You used -noinhibit-exec to ignore the diagnostic, which is usually a bad thing.

I certainly agree with that.

The point I was trying to make in my original email is that, specifically for kernel objects, this diagnostic is incorrect. R_X86_64_PC32 can be used safely against the symbol foo in that specific context, and should be possible without ignoring diagnostics. I wondered if there should be a way for the user to share that notion with the linker (my earlier "-mcmodel=kernel for the linker" comments).

But I understand your point: there are already ways (listed in your previous reply) to share that notion with the linker. Perhaps not in the same way I was imagining, but with the same end result.

Again, I appreciate the replies and help understanding D43383. I'm going to continue to experiment given this information.

Thanks,

Justin

> You used -noinhibit-exec to ignore the diagnostic, which is usually a bad thing.
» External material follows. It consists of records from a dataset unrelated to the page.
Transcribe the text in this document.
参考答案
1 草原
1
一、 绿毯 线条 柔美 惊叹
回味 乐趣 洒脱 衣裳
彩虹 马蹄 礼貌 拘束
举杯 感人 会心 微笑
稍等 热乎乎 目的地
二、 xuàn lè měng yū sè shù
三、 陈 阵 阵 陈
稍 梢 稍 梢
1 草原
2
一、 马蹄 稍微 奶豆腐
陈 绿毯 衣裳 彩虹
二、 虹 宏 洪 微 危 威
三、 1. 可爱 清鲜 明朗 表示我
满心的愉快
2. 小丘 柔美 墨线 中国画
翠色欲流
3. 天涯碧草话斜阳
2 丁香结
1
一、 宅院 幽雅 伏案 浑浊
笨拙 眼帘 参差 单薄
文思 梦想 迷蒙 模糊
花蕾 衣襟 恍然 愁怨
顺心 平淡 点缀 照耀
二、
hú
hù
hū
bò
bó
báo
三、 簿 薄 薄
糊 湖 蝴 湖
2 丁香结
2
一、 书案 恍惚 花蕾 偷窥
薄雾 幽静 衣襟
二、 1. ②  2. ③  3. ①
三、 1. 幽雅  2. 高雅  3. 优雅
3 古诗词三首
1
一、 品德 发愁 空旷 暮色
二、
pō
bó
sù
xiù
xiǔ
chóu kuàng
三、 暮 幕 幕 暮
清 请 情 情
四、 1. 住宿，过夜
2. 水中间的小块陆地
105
I certainly agree with that.

The point I was trying to make in my original email is that, specifically for kernel objects, this diagnostic is incorrect. R_X86_64_PC32 can be used safely against the symbol foo in that specific context, and should be possible without ignoring diagnostics. I wondered if there should be a way for the user to share that notion with the linker (my earlier "-mcmodel=kernel for the linker" comments).

The linker flags were designed for userspace programs and I've heard a
complaint from the Linux kernel community as well.
Again, the kernel do not need an additional linker flag. If ELF
interposition is not possible, the existing -Bsymbolic works.